Synergy of Nrf2‐Activating Electrophiles in Combination with the Nrf2‐Inhibitor KI696: A Model of Mechanistic Basis for Synergy

Abstract

Oxidative stress, which contributes to many chronic diseases such as diabetes and cancer, can be mitigated through the production of antioxidant proteins, controlled by the Nrf2 transcription factor. Combination drug treatments in disease therapy hold promise for their increased potency and therapeutic window as compared to single drug treatments. In this work, we tested combinations of three clinically relevant Nrf2 activating electrophiles (bardoxolone methyl, Tecfidera, and sulforaphane) with the Nrf2 inhibitor KI696 to see if there was a more than additive effect on ARE expression. Under basal conditions, Nrf2 is bound by Keap1 in the cytoplasm of the cell, and targeted for ubiquitination and degradation. When Keap1 C151 is modified by these electrophiles, Nrf2 escapes repression and localizes to the nucleus to bind to cognate antioxidant response element (ARE) sequences, thereby upregulating expression of antioxidant genes. KI696 binds to the Nrf2‐binding site on Keap1, allowing for accumulation of Nrf2 and subsequent ARE‐driven expression.

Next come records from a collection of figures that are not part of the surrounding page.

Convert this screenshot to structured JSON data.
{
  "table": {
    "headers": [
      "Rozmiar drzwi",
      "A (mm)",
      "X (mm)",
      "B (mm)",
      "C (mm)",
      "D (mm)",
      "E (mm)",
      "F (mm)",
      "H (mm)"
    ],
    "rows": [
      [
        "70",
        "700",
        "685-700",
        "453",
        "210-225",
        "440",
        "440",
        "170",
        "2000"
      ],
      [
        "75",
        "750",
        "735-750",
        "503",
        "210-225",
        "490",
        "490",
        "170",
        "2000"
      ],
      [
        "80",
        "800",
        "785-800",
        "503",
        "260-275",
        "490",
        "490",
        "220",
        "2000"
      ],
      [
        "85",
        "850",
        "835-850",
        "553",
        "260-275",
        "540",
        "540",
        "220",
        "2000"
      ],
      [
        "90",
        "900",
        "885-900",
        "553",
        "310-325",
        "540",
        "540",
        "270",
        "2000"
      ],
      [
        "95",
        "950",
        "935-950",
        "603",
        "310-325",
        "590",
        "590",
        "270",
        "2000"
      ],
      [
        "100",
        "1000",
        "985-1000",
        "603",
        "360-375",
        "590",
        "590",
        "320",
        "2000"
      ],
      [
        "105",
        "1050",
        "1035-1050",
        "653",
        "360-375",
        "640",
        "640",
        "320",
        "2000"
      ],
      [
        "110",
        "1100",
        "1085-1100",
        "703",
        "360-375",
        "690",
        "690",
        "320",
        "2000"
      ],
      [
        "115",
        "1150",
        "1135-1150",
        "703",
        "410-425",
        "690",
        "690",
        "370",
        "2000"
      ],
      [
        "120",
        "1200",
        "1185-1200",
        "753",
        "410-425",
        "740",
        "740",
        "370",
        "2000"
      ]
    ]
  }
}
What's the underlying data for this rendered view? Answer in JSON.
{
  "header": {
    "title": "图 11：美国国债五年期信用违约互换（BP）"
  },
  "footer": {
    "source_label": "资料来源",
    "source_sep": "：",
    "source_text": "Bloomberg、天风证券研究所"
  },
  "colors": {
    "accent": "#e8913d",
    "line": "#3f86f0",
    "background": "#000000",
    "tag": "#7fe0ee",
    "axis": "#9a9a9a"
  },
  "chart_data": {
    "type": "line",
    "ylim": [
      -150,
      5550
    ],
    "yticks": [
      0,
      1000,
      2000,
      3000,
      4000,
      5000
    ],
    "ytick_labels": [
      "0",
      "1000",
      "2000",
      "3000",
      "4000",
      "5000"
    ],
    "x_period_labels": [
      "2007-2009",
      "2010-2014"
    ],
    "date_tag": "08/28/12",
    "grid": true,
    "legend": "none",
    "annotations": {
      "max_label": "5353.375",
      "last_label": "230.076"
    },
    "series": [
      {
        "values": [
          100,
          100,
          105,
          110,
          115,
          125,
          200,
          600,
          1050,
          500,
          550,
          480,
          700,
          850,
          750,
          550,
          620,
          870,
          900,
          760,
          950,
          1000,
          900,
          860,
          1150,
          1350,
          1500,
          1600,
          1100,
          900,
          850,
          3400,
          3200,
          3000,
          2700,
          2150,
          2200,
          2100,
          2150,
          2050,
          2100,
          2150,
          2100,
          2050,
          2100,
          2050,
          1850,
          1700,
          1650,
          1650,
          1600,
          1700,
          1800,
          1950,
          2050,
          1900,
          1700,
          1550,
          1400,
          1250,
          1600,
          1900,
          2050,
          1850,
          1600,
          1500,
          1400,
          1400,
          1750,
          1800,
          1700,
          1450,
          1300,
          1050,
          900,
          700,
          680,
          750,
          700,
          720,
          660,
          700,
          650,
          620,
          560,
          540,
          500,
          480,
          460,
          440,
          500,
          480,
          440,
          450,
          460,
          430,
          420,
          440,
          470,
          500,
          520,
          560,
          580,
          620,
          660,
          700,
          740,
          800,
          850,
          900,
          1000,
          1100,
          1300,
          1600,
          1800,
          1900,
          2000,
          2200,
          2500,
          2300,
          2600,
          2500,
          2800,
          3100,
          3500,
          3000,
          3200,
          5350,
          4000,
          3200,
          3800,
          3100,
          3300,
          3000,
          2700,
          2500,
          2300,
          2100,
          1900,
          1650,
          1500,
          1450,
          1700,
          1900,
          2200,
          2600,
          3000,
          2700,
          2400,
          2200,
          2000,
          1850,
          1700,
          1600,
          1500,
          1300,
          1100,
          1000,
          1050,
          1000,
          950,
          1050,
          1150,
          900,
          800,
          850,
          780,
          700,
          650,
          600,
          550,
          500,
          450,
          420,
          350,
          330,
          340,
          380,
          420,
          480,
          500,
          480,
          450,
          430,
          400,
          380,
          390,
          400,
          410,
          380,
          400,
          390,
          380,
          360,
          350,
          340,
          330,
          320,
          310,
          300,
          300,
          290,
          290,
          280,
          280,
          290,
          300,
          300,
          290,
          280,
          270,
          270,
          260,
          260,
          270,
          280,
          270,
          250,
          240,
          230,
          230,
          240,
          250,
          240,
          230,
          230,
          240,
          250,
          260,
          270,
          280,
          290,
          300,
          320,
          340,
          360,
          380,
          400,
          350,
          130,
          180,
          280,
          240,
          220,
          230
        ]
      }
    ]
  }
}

Through an ARE‐reporter luminescence assay, we show that these three electrophiles each synergistically upregulate ARE‐driven expression with KI696 in a statistically significant manner, based on our Dose Equivalence/Zero Interaction (DE/ZI) method (Repash et al., Frontiers in Pharmacology, 2021). The combination of these clinically‐relevant electrophiles and KI696 are a model for mechanistic investigations of synergy and identification of targets other than Keap1 cysteines.